"Tutto quello che occorre per gustare la
felicità" (Zorba il greco)
Continuiamo a trarre alcuni brani dal romanzo
Zorba il greco
di
Nikos Kazantzakis:
"«Accade a te quello che accadde una volta a un corvo.»
«Sarebbe a dire?»
«Beh, era abituato a camminare dignitosamente, in modo degno di rispetto, come
si conveniva ad un buon corvo. Ma un giorno si mise in capo di imitare
l'incedere dei colombi... E da allora in poi il poveretto non riuscì più a
riprendere il suo abituale modo e a camminare. Si era confuso, capisci?

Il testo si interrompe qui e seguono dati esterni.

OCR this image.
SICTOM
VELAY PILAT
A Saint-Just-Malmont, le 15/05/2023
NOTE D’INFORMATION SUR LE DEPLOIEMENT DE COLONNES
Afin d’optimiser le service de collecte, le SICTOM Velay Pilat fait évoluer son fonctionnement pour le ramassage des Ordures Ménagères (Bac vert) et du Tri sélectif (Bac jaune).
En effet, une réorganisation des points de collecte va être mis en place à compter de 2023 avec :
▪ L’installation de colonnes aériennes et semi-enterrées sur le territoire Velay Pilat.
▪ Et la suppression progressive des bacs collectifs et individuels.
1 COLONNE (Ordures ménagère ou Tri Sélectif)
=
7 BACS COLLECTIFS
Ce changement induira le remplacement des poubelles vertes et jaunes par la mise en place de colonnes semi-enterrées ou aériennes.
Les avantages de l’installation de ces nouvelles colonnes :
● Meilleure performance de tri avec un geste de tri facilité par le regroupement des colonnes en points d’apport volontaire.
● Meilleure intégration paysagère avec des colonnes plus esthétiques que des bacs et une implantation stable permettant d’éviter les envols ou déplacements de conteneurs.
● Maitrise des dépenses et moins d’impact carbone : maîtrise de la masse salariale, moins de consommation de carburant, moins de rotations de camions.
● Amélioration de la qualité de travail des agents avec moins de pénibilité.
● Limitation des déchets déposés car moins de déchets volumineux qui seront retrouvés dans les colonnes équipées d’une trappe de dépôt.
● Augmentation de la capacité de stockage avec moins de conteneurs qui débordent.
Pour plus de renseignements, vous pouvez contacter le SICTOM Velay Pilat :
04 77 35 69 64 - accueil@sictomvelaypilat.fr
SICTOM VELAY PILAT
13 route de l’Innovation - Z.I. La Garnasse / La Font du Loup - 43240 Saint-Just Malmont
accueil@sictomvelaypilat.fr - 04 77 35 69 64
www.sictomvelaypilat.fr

Saltellava e zoppicava: era incapace di recuperare il perduto decoro».
[...]
Ancora una volta compresi quale semplice e modesta cosa fosse la felicità, un
bicchiere di vino, qualche castagna arrostita, un braciere incrinato pieno di
carboni ardenti, il suono del mare. Null'altro. Tutto quello che occorre per
gustare la felicità nel luogo e nel momento adatto, è un cuore semplice e
modesto.
[...]
«La mia gioia è grande, perché è semplice e perché trova origine negli eterni
elementi: l'aria pura, il sole, il mare e il pane di grano».
[...]
«Senza dubbio tu sei soddisfatto della vita che conduci e, poiché la consideri
felice, essa lo è. Hai scelto la felicità»
[...]
Riappesi la lampada al gancio. Zorba era completamente assorto nel suo lavoro:
non pensava a null'altro, era divenuto una cosa sola con la terra, il piccone e
il carbone.
[...]
«[...] Sono tutto preso dal mio lavoro, tutto teso anima e corpo, con
l'attenzione fissa alla pietra, al carbone, al santuri. Se mi parli o mi
tocchi all'improvviso, ed io cerco di voltarmi, posso scattare. Hai capito,
ora?»" (pp. 85-86; 101; 112; 114; 135).
Custodire la propria natura è farla essere. Soprattutto
riconoscerla. Riconoscerla non è guardarla: è esservi aderenti, senza farne un
oggetto, un contenuto, una descrizione di conoscenze psicologiche. La
descrizione reifica, cristallizza la natura indicibile che ti abita e che cerca
in te la sua espressione. La descrizione blocca il suo essere, la costringe in
canali. Hai paura e allora non ti esponi totalmente a ciò a cui ti condurrà, a
ciò che non sai. Imiti modelli e allora appari posticcio, falso. Hai già perso
la tua nobiltà. Hai assunto artifizi, sei fuori dalla tua semplicità. Cerchi
soluzioni mirabolanti, ti esalti solo davanti ai grandi effetti speciali, alle
parole roboanti, alle sfrenatezze delle fantisticherie di una mente frustrata e
in gabbia. E allora perdi il suono del mare, il bicchiere di vino, la bellezza
dell'essere delle cose. Cerchi troppo in alto. Soprattutto il problema è che
cerchi. E allora non vedi. Lo sai, te l'hanno già detto tutti, ma non lo sai mai
fino in fondo: la retorica della felicità finalmente ha la sua fine quando
capisci che la questione non sta nei contenuti, ma nell'atteggiamento.
Allora quando non hai più tensioni, attese, aspettative verso questa o quella
cosa, questo o quell'evento, sei tutto aderente all'atto dell'attimo. Sei tutto
preso. Non c'è dualismo, non c'è domanda, non c'è ricerca.